One of our celebrants, a longtime friend, focused on the big change in our Church of the past year–the brave decision of Pope Benedict XVI to abdicate, and the selection of a new pope, Francis I, a man who as my friend noted is a Jesuit in the clothing of a Dominican who selected the name of a Franciscan. That’s very inclusionary within my faith. Francis hasn’t changed Church doctrine or dogma, but he’s struck a more inclusionary tone overall, especially to those who have left Catholicism. Perhaps this will prove to have been the year when they began to feel signs of healing in their hearts and souls and the ability to forgive or to come and see.

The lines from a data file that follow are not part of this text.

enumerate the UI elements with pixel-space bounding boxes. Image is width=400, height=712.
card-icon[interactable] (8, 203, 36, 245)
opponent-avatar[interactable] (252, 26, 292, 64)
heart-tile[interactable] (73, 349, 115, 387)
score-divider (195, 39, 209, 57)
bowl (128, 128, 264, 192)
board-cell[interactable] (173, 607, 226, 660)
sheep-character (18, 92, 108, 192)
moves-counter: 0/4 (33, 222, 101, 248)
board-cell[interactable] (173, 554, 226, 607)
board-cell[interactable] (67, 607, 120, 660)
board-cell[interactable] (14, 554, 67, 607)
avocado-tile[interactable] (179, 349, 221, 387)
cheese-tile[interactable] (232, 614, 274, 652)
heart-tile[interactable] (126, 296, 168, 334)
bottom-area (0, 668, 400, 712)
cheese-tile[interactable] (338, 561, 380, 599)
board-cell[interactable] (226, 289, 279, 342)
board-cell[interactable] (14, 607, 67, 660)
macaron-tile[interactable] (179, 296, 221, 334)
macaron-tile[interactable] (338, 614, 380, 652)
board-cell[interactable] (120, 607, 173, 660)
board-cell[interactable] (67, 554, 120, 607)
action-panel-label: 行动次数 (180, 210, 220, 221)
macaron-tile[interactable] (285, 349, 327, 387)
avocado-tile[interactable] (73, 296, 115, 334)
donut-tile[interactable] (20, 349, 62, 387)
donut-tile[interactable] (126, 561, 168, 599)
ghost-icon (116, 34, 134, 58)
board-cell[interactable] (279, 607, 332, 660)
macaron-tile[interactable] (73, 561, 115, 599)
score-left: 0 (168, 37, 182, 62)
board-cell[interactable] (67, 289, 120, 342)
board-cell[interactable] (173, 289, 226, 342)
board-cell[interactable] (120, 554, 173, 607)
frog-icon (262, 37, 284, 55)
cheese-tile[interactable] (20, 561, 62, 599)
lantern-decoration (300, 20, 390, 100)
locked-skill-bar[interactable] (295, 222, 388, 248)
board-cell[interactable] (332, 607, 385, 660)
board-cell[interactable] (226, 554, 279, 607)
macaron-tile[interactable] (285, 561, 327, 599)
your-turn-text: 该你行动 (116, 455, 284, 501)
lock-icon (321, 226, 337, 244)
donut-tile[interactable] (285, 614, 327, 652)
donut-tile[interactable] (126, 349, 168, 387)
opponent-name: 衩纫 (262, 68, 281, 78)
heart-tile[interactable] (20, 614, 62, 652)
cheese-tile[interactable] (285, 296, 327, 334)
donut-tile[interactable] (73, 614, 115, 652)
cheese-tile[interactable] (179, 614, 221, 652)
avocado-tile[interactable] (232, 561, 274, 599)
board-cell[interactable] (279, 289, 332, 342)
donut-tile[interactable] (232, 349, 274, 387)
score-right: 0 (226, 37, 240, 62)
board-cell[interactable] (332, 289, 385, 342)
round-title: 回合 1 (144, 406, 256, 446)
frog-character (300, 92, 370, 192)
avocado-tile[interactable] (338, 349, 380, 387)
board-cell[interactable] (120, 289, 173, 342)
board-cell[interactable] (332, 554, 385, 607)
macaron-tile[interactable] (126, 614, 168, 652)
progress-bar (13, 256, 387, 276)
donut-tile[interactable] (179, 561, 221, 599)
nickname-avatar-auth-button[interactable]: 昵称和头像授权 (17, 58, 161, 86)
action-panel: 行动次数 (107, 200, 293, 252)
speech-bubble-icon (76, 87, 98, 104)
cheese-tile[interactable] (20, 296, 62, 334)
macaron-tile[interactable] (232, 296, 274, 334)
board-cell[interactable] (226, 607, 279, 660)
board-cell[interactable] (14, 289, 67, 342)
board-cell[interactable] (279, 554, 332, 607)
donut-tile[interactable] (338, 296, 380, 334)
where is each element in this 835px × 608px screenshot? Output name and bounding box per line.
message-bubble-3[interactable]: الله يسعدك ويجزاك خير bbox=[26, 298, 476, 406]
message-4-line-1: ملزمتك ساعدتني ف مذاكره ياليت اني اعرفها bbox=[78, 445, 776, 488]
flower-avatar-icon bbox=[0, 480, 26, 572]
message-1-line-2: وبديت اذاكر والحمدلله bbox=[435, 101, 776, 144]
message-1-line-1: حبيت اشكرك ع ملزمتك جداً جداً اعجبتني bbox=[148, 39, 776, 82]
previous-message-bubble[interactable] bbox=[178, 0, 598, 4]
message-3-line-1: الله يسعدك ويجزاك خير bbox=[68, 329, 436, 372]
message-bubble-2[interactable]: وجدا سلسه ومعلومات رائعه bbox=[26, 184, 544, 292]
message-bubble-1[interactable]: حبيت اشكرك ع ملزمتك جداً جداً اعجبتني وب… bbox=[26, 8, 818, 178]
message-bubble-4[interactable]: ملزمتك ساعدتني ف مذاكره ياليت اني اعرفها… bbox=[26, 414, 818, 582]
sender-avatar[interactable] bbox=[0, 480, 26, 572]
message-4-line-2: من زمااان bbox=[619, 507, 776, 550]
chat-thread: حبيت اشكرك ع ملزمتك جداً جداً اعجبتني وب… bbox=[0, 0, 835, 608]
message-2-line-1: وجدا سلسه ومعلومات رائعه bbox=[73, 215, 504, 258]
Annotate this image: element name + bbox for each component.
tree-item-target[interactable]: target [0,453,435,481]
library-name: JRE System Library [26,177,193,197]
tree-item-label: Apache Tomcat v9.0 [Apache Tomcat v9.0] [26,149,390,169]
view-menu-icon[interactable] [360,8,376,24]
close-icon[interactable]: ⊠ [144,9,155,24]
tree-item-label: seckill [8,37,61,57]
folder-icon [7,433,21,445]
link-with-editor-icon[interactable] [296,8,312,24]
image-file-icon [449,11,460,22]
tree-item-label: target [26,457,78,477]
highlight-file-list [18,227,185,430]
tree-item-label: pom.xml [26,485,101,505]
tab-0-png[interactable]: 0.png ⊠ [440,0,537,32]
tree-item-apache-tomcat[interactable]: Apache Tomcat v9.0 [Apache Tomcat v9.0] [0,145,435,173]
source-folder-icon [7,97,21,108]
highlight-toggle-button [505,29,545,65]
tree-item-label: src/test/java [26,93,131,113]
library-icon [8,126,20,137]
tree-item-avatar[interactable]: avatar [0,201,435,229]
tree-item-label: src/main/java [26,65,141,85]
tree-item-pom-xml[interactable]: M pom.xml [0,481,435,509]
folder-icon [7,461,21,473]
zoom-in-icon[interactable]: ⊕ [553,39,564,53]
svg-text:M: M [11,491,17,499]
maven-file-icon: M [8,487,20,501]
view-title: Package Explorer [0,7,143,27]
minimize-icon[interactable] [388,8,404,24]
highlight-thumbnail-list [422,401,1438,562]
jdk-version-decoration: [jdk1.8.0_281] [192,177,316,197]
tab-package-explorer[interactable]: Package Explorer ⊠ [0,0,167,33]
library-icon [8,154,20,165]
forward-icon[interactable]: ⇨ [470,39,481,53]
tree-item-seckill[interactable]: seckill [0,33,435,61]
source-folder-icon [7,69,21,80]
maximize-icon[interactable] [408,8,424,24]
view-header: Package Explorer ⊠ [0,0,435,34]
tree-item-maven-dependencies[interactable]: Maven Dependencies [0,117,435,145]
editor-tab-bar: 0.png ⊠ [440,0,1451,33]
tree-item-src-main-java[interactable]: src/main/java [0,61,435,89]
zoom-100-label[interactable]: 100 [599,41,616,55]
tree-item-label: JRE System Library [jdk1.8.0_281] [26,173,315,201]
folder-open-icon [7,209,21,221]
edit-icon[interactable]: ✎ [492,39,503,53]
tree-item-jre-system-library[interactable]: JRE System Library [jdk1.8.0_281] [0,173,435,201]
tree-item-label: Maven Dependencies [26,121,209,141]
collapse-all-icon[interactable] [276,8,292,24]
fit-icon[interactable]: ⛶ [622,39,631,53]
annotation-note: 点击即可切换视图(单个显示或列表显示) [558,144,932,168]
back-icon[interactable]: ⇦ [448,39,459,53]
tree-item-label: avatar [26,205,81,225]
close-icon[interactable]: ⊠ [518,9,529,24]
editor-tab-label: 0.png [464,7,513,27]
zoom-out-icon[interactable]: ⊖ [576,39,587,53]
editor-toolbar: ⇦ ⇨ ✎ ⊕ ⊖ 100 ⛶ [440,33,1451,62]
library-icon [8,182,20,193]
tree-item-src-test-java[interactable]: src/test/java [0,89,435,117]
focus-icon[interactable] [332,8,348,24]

As I read the prayers of the faithful, I looked out over the faithful assembled, and thought of all those for whom this has not been a year of healing but of tumult and suffering and loss. Most in the church have ties to the Philippines, where thousands have died and thousands more have been left homeless by typhoons, most recently Yolanda in November. I thought of those who asked for prayers for family and friends who are sick or who have died, including one distraught woman whose sister-in-law just passed away in the Philippines. And my prayer for them is that when we all gather for the 2014 Simbang Gabi, they will be able to say that with the help of Christ and community, it’s been a year of healing.